We do not mean to suggest that the disambiguation of nested structure is achieved solely on the basis of durational information. Prosody varies along multiple dimensions (duration/tonal changes/intensity), and a combination of any or all of these can be and (as our preliminary results show) is used for encoding prosodic structure. More work is thus needed to fully establish the relative contribution of these different factors to the disambiguation of nested garden path sentences and to firmly establish to what extent durational differences are decisive. It’s also still very much an open question whether the effects observed here are best explained from a localized perspective (in which the durational differences should be taken to reflect boundary phenomena) or whether global accounts (in which temporal differences are expected beyond boundary regions) should also be invoked. Which aspect of duration is more relevant – that across boundary lengthening or changes to speech rate – needs to be further explored.

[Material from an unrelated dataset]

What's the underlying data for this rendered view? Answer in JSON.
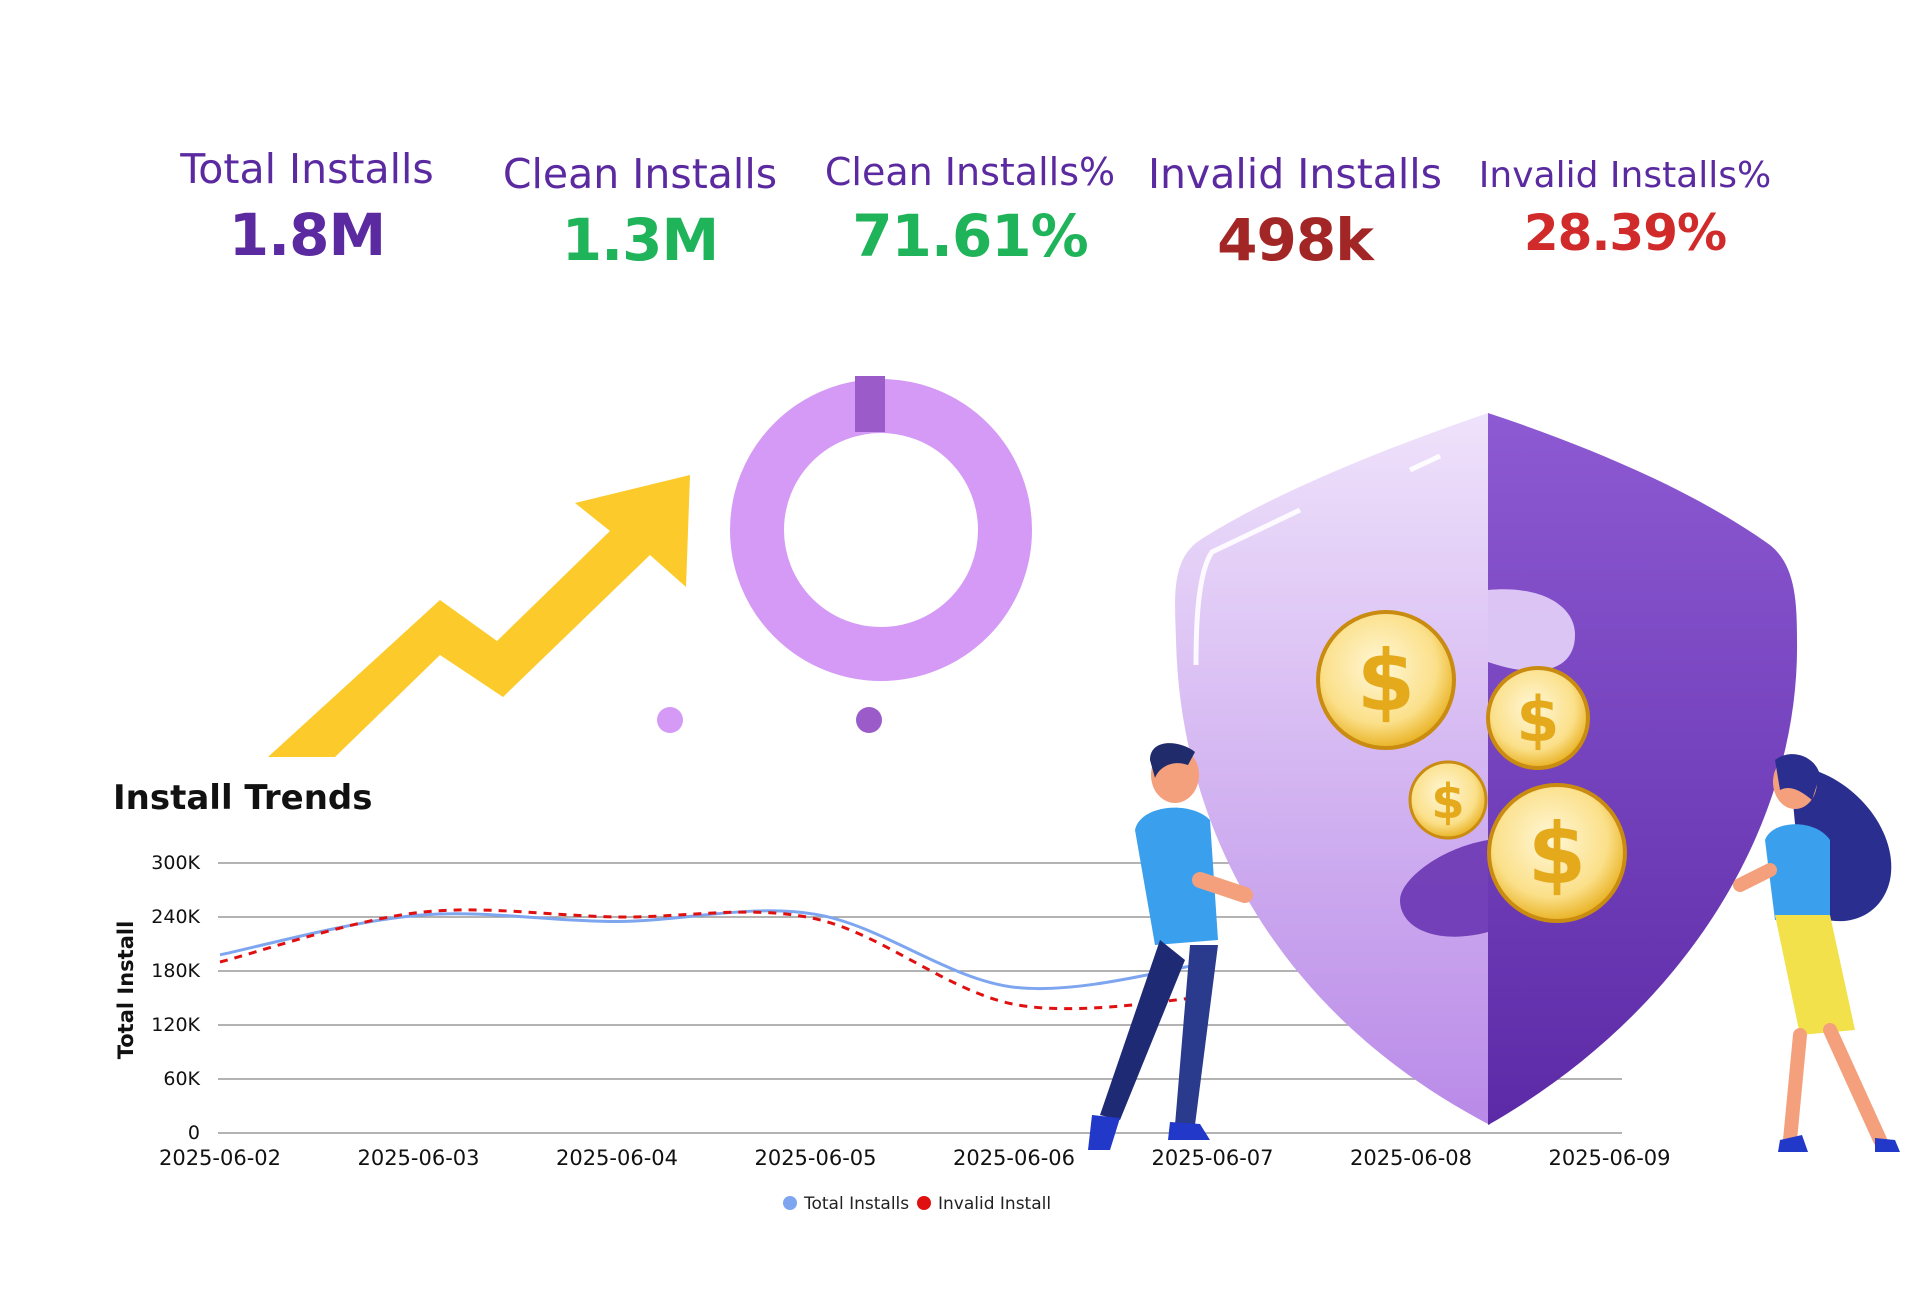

We conclude by stressing once more that the global effects on speech rate are compatible with the independently motivated localized pattern of pre- and post-boundary lengthening described above, and in fact the two factors appear to show independent effects at different regions. While more work is needed to properly assess the hypothesis presented here and disentangle the relative contribution of these two factors, we have sketched a principled argument for garden paths with a temporary clausal attachment ambiguity to lead to a shorter duration for the less predictable nested structure.
Summary
Tracking temporal properties of speech is essential to parsing both segmental and suprasegmental information, and changes in tempo can inform syntactic processing. Results from production and comprehension show that nested garden path sentences (e.g., the horse raced past the barn (and) fell) are prosodically disambiguated. This is achieved (also) through tempo modulation. Tempo modulation is a hallmark of structural nesting, generated by the interaction of eurhythmic and syntax–prosody mapping principles.
Implications
Nested garden path sentences are exceptional in displaying relatively faster tempo in the face of lower predictability. Future work should focus on the interplay of tempo and other prosodic variables in nesting and on how these are independently modulated by information structure, predictability, and constituent structure.
Gains
These findings have implications for cognitive science and psycholinguistics in countering standard simple views that higher predictability maps onto a shorter duration. These effects can be overshadowed by prosodic factors, as an increased tempo encodes the less predictable nested structure. The work is relevant to a growing body of literature on the role of rhythm in neurobiology of language by showing that changes in rhythm are a key signal from the producer to the comprehender of differential structure to the same linear word order.